Katrina and Ike victims treated differently

NEW ORLEANS, LA Thousands of people are still living in trailer homes you pay for. The feds recently told them time is up and they have to move out. But by now you should know that FEMA treats Katrina victims a little differently than victims of any other storm. Deadlines extended, money gets laid out and rules get waived. We found out that even when FEMA tries to get tough, the agency ends up backing down.

It was supposed to be Herb Carver's last weekend in a FEMA trailer.

"I don't like living in it, but I am going as fast as I can," he told us.

After three and a half years FEMA finally told Carver, who is a 60-year-old retiree, along with 2,600 other Louisiana families, to move out of these trailers.

"I don't know what their big rush is," asked Carver.

It depends how you define rush. The trailer was supposed to be his for just 18 months. That was two years ago.

"I can't afford to hire a contractor and when I did, I didn't get a fair deal out of it," he explained to us.

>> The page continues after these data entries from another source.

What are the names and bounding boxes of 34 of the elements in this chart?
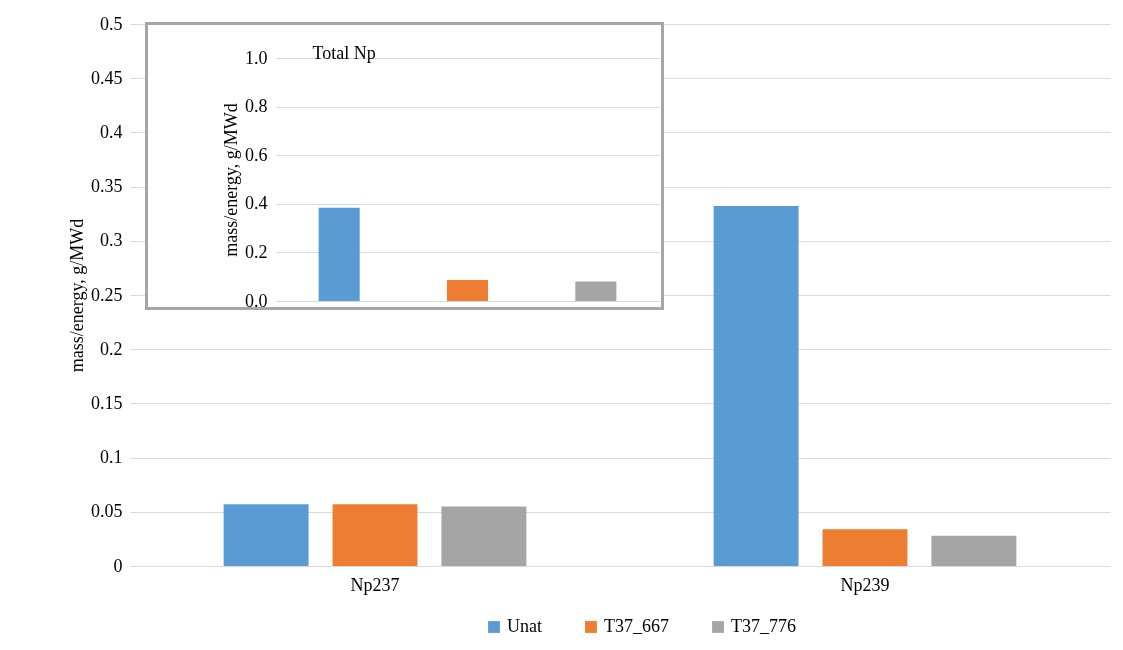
bar: [332, 504, 418, 566]
bar: [822, 529, 908, 566]
chart-title: Total Np: [312, 43, 376, 63]
y-tick-label: 0.2: [245, 241, 268, 262]
bar: [931, 535, 1017, 566]
bar: [575, 281, 617, 301]
bar: [318, 207, 360, 301]
y-tick-label: 0.3: [100, 230, 123, 251]
bar: [441, 506, 527, 566]
y-tick-label: 0.1: [100, 447, 123, 468]
x-tick-label: Np239: [840, 574, 890, 595]
y-tick-label: 0.4: [100, 121, 123, 142]
y-tick-label: 0.5: [100, 13, 123, 34]
y-tick-label: 0.05: [91, 501, 123, 522]
y-tick-label: 0.25: [91, 284, 123, 305]
y-tick-label: 0.6: [245, 144, 268, 165]
y-axis-title: mass/energy, g/MWd: [67, 218, 87, 373]
y-tick-label: 0.0: [245, 290, 268, 311]
legend-label: T37_776: [731, 616, 796, 636]
y-tick-label: 0.4: [245, 193, 268, 214]
y-tick-label: 0.8: [245, 96, 268, 117]
y-tick-label: 0.45: [91, 67, 123, 88]
legend-label: T37_667: [604, 616, 669, 636]
bar: [223, 504, 309, 566]
y-tick-label: 1.0: [245, 47, 268, 68]
y-tick-label: 0.35: [91, 176, 123, 197]
y-axis-title: mass/energy, g/MWd: [221, 103, 241, 257]
y-tick-label: 0: [113, 555, 123, 576]
bar: [446, 280, 489, 301]
y-tick-label: 0.15: [91, 392, 123, 413]
bar: [713, 206, 799, 566]
y-tick-label: 0.2: [100, 338, 123, 359]
x-tick-label: Np237: [350, 574, 400, 595]
legend-label: Unat: [507, 616, 542, 636]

There are stories like his all over New Orleans, but it's been three and a half years.

"I want to stay in a little bit longer," Carver admitted.

Now he can. With the deadline approaching and no solution aside from eviction in sight, FEMA decided "no one would be evicted." The agency ended up stretching the deadline indefinitely.

"This is another of many deadline extensions," said community organizer Shaena Johnson. "We don't see an end in sight and basically it keeps these families in a perpetual state of crisis."

This is the start of the fourth hurricane season since Katrina victims got their trailers from the federal government. There isn't a deadline for them to get out.

"FEMA is the federal government and the federal government did this to me," Carver said.

Carver sees no problem with that since he blames faulty federally built levees for the flood in the first place. Something he says doesn't extend to victims of Ike who have just nine more months before their assistance runs out.

"It wasn't like the federal government was responsible, that was an act of God," Carver told us.

Part of the problem is that FEMA has in many ways replaced the social service system in New Orleans. Contractor fraud goes unpunished, there is little public housing and charities are stretched.

For the thousands still in trailers, FEMA is the only option until homeowners renovate flooded homes. Herb Carver and others we spoke with think they can finish by the end of the year. About the time Ike victims start getting their eviction notices too.